Poll: Some Employers Plan To Increase Workforce as ACA Rolls Out
Although some U.S. employers plan to reduce the size of their staff while the Affordable Care Act is implemented, more businesses say they actually will increase the size of their workforces, according to a recent poll commissioned by the Transamerica Center for Health Studies, Modern Healthcare's "Vital Signs" reports.
For the poll, Harris surveyed 303 employers between March 26 and April 7. The poll surveyed the employers on the effects of the ACA on staffing, health coverage and knowledge about the insurance options available under the law.
The poll found that 28% of employers expect to increase their staff sizes over the next two years, while 15% said they plan on reducing their workforces. Meanwhile, 58% of the companies reported that they do not plan to make staffing changes.
In addition, the survey found that while 23% of respondents said they were considering cutting staff or full-times workers, answers varied depending on company size. For example:
- 33% of companies with at least 100 full-time employees said they were considering cutting staff;
- 21% of companies with 50 to 99 full-time workers said they were looking into such reductions; and
- 10% of companies with up to 49 full-time staff members said they were making such considerations.
Meanwhile, 69% of the respondents reported being "very informed" about the ACA, up from 37% in a similar poll taken last year. Still, the survey showed that:
- 41% of small companies said they were not aware of the Small Business Health Options Program; and
- 32% of respondents said they had not taken any steps to prepare for the ACA's implementation.

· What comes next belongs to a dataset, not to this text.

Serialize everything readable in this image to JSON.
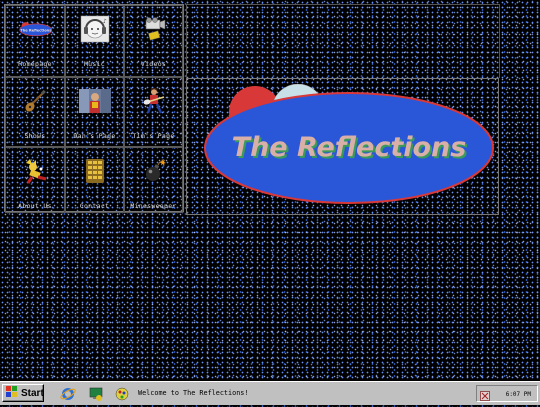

According to the survey, the companies also varied on whether they were going to reduce benefits as the ACA takes effect. The poll found that:
- 15% of the companies were looking into the cost of paying penalties under the law's employer mandate vs. the cost of providing employee health benefits;
- 10% said they would be cutting benefits for employees' dependents; and
- 9% said they would be adding coverage for employees' dependents (Robeznieks, "Vital Signs," Modern Healthcare, 5/13).